DeltaPolynomial - Maple Help

DifferentialAlgebra[Tools]

 DeltaPolynomial
 returns a Delta-polynomial

 Calling Sequence DeltaPolynomial (p, q, R,opts)

Parameters

 p - a differential polynomial q - a differential polynomial R - a differential polynomial ring or ideal opts (optional) - a sequence of options

Options

 • The opts arguments may contain one or more of the options below.
 • notation = jet, tjet, diff or Diff. Specifies the notation used for the result of the function call. If not specified, the notation of R or of ideal is used.
 • memout = nonnegative. Specifies a memory limit, in MB, for the computation. Default is zero (no memory out).

Description

 • The function call DeltaPolynomial (p, q, R) returns the $\mathrm{\Delta }$-polynomial generated by p and q, which are regarded as differential polynomials of R, or, of its embedding ring, if R is an ideal. See DifferentialAlgebra for the definition of $\mathrm{\Delta }$-polynomials.
 • The numeric coefficients of the returned $\mathrm{\Delta }$-polynomial are normalized: their gcd is equal to $1$, and, the leading one is positive. It is required that the leading derivatives of p and q are derivatives of some same dependent variable.
 • This command is part of the DifferentialAlgebra:-Tools package. It can be called using the form DeltaPolynomial(...) after executing the command with(DifferentialAlgebra:-Tools). It can also be directly called using the form DifferentialAlgebra[Tools][DeltaPolynomial](...).

Examples

 > $\mathrm{with}\left(\mathrm{DifferentialAlgebra}\right):$$\mathrm{with}\left(\mathrm{Tools}\right):$
 > $R≔\mathrm{DifferentialRing}\left(\mathrm{derivations}=\left[x,y\right],\mathrm{blocks}=\left[u,v\right]\right)$
 ${R}{≔}{\mathrm{differential_ring}}$ (1)

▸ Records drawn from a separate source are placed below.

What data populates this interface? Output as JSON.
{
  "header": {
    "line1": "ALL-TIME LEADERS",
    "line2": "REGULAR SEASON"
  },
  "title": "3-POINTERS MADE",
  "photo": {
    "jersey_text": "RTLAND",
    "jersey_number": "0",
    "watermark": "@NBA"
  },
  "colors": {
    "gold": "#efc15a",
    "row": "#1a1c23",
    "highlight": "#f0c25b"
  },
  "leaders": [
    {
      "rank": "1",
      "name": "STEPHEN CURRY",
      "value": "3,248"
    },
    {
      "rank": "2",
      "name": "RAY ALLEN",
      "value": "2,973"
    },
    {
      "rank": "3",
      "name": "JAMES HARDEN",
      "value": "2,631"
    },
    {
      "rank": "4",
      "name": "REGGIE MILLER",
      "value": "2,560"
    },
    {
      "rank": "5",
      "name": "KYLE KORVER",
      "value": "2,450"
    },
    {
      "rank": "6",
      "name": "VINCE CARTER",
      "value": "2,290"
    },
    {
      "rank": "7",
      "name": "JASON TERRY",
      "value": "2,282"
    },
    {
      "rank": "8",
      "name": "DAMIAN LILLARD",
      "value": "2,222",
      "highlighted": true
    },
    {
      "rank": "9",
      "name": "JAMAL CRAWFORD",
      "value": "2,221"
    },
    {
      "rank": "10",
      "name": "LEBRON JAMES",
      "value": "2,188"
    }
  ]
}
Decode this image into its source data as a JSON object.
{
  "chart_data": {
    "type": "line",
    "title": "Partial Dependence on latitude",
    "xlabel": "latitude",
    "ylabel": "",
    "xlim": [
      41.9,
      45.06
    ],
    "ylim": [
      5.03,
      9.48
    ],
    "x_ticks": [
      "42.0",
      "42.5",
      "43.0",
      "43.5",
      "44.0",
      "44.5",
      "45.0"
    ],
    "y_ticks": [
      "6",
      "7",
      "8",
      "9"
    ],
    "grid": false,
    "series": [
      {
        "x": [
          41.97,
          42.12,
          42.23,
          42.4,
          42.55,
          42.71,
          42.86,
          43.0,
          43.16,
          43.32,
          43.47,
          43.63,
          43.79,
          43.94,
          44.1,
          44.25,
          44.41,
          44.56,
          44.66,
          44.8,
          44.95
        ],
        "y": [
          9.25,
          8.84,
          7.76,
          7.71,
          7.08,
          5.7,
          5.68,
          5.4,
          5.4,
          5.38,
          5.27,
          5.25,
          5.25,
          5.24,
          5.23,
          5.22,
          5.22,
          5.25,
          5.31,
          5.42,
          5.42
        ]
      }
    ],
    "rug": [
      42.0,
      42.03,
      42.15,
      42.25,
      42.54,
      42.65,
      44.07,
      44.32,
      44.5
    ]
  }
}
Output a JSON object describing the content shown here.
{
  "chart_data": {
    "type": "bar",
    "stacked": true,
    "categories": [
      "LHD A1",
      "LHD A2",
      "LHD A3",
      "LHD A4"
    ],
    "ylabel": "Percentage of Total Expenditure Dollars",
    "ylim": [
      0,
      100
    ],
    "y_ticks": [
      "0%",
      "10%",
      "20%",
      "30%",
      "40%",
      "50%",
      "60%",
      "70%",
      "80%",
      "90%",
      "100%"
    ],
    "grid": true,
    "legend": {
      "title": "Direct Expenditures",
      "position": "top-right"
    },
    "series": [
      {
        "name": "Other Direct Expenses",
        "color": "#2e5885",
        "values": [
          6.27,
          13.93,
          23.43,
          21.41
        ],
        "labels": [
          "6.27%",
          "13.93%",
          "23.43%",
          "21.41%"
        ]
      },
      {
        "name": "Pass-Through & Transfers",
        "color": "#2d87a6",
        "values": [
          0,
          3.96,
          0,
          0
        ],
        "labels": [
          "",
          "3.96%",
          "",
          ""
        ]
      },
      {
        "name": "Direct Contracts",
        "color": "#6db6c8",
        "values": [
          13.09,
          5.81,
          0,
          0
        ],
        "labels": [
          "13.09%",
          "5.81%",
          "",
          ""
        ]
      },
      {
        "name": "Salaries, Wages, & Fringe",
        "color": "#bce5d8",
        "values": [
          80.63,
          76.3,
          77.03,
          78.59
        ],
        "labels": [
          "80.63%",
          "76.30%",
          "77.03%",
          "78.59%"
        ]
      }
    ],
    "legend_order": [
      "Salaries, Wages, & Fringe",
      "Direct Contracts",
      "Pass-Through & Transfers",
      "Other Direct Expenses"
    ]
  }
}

The triangular case: the least common derivative of the two leading derivatives is different from both of them.

 > $\mathrm{DeltaPolynomial}\left({u}_{x}-v,{u}_{y},R\right)$
 ${{v}}_{{y}}$ (2)

The non-triangular case: the leading derivative of the second argument is a derivative of the leading derivative of the first one.

 > $\mathrm{DeltaPolynomial}\left({u}_{x}^{2}-4u,{u}_{x,x},R\right)$
 ${{u}}_{{x}}$ (3)